During a Wednesday press conference, Washington County Sheriff Pat Garrett described Trotter's condition as critical but stable and said he faces a "long road to recovery." Garrett said Trotter has been with the Washington County Sheriff's Office since 2013 and has been a full-time patrol deputy since 2015.
On Thursday, Heather Trotter shared more information about the extent of her husband's injuries. "His pelvis is destroyed," she said. "He had internal bleeding. ... It's a fairly low prognosis that he will get full function in his left leg."
At the same time, the families and friends of five teenagers are also dealing with the devastation. Abel Navarro, Amaya's cousin, told KGW he heard the tragic news from his uncle Wednesday morning.
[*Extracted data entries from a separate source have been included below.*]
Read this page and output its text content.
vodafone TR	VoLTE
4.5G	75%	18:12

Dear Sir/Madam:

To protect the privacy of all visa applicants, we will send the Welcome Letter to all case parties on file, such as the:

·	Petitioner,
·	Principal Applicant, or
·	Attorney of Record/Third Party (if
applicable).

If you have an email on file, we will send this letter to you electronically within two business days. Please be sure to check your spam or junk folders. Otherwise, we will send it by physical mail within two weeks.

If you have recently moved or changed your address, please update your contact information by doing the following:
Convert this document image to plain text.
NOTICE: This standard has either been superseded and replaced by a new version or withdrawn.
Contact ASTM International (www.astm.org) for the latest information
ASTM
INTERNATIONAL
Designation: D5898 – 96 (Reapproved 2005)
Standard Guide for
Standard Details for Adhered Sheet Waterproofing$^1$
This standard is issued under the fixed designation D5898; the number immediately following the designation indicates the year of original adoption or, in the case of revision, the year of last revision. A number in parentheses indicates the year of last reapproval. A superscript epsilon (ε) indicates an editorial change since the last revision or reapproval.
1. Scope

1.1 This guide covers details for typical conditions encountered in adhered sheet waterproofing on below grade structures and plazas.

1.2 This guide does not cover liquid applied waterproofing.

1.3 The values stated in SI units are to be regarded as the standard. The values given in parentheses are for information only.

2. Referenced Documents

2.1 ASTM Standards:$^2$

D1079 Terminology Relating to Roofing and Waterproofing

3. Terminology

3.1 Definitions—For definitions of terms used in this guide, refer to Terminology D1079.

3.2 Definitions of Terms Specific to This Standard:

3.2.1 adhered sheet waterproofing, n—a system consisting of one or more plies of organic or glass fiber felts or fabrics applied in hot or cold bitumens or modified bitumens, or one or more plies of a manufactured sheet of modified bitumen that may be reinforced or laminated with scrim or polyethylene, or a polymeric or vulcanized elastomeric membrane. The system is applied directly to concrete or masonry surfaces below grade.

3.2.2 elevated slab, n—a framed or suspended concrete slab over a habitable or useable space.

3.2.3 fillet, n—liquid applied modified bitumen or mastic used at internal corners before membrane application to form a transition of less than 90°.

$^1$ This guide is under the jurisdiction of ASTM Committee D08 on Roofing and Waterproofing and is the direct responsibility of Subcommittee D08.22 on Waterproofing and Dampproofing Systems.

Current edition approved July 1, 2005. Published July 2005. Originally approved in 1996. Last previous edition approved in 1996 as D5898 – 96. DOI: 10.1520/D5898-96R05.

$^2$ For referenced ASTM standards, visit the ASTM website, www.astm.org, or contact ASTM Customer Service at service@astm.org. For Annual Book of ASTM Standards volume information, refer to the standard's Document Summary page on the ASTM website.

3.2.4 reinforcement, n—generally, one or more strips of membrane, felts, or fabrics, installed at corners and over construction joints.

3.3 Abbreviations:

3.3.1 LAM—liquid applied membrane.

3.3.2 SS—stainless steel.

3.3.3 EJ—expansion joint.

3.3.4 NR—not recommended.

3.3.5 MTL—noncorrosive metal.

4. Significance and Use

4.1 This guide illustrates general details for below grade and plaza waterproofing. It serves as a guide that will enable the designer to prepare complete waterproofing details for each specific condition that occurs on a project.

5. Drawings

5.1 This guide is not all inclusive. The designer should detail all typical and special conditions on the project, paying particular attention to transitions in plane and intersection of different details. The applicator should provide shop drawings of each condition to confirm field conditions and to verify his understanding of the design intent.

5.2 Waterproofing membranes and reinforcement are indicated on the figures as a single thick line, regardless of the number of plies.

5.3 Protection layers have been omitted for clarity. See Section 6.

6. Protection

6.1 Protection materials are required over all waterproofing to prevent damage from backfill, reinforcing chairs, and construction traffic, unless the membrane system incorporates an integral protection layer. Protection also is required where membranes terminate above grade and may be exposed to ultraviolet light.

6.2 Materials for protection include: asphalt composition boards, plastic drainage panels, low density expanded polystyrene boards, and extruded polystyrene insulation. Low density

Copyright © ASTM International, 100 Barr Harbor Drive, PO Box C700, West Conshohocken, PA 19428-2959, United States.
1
"You're not supposed to go before your parents," he said. "That's hurting me, my dad, my uncle. It's hurting everybody."
A relative of Aguilera told KGW she would forever miss him.
"He was just a really kind person," she said. "He was motivated to do better, he was trying to graduate early. He just always made sure everyone was OK. He put everyone before himself."
As the reality of the damage becomes clear, Heather Trotter said the community support and pride for her husband's work keeps her going.
"I don't know that I can say thank you enough," she said. "The big thing is that Mike's alive. That's what makes me fine."
In the aftermath of the crash, at least two GoFundMe pages have been established for the victims. Aguilera's sister posted one in hopes that the community can support them with funeral expenses, and it's raised more than $14,000 of a $10,000 goal. Another page supporting Trotter's recovery has raised more than $81,000 of an extended $100,000 goal.